Wer kurzfristig einen Handwerker benötigt, kennt das Problem: Die Betriebe in nahezu allen Branchen sind derart ausgebucht, dass ein Termin erst nach Wochen und Monaten zu haben ist. Man würde ja gern mehr Aufträge annehmen, heißt es dann, aber es fehle qualifiziertes Personal.

Der Fachkräftemangel beutelt die deutsche Wirtschaft. Vom kleinen Handwerksmeister bis zum großen Industriekonzern werden händeringend gut ausgebildete Arbeitnehmer gesucht. Allein in der Produktionstechnik fehlten im vergangenen Jahr fast 50.000 Fachkräfte. Der Markt sei wie leergefegt, beklagen Personalverantwortliche in den Unternehmen. Längst wirkt sich die Situation negativ auf Umsatz und Gewinn aus.

Lange Zeit hat die Politik darüber gestritten, ob eine weitere Öffnung des deutschen Arbeitsmarktes für Ausländer gegen die Misere helfen würde. Skeptiker befürchten eine wettbewerbsverzerrende Situation für einheimische Arbeitssuchende, die sich ohnehin schon gegen die Konkurrenz aus anderen EU-Ländern behaupten müssten. Das, so die Sorge, könnte sich vor allem auch auf das Lohnniveau auswirken.

Jetzt hat sich die Regierungskoalition trotz dieser Bedenken auf ein Gesetz zur Zuwanderung von Fachkräften verständigt. Damit ist ein weiterer Schritt in eine zukunftsweisende Richtung gemacht. Längst wird international um die besten Kräfte gebuhlt. Die Idee, nationale Arbeitsmärkte abzuschotten, wird auf Dauer schon deshalb scheitern, weil andere Länder da sehr viel offener agieren.

Freilich entbindet das Staat und Wirtschaft nicht von einer sozialen Verantwortung insbesondere für Nachwuchskräfte aus dem eigenen Land.
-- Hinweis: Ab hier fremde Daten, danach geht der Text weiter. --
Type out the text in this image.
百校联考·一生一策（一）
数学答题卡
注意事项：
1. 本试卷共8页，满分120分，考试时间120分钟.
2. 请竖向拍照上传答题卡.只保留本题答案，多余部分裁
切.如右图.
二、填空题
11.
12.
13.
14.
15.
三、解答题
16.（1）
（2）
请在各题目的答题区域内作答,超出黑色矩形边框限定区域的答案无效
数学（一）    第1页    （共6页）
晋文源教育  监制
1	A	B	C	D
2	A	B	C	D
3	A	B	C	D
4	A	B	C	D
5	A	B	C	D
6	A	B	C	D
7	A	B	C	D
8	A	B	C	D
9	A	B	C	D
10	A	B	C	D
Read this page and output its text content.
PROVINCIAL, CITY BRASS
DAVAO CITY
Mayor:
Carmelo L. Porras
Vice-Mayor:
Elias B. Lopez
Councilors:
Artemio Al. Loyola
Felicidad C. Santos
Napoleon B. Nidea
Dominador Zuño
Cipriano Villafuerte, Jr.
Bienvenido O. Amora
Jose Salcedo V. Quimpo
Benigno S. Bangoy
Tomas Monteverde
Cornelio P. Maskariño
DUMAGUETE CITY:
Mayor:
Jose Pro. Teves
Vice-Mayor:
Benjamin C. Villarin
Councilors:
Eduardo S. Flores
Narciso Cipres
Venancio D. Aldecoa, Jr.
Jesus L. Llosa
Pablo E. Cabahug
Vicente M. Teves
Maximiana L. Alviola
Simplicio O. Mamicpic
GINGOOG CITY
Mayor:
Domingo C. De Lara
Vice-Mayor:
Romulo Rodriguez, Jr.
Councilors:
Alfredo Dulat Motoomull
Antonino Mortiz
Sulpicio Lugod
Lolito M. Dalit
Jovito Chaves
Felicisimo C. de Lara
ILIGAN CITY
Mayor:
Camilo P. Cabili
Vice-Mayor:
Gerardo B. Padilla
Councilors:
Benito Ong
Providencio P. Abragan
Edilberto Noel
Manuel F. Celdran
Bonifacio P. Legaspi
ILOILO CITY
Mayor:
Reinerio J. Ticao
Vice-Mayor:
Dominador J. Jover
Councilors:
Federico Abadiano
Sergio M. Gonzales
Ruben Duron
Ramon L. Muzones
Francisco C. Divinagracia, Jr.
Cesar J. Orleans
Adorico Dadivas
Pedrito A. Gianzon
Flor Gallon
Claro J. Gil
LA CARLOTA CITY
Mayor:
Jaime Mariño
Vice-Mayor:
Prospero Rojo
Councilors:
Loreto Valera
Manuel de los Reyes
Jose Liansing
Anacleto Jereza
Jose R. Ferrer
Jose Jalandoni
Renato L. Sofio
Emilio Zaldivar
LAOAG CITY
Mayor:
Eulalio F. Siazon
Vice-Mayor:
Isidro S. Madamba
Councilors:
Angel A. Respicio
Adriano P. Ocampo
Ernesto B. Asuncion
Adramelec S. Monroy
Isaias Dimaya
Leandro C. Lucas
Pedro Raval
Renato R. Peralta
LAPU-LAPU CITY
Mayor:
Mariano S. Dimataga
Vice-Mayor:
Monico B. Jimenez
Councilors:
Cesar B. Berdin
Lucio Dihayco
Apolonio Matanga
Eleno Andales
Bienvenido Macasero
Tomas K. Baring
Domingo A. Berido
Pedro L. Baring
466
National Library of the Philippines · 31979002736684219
Beispielsweise könnte in der Ausbildung mehr Wert darauf gelegt werden, internationale Berufseinsätze zu ermöglichen, etwa indem Fremdsprachkurse oder Auslandspraktika angeboten werden. Warum sollte für Auszubildende nicht gelten, was bei Studenten seit vielen Jahren wie selbstverständlich gefordert und gefördert wird?

Wir leben in einer Welt, die sich immer weiter globalisiert. Zuwanderung von Menschen, die aus fernen Ländern der Arbeit hinterherreisen, hat es immer gegeben. Nicht zuletzt die deutsche Wirtschaft hat erheblich davon profitiert. Warum also sollte diese Erfolgsgeschichte nicht fortgeschrieben werden?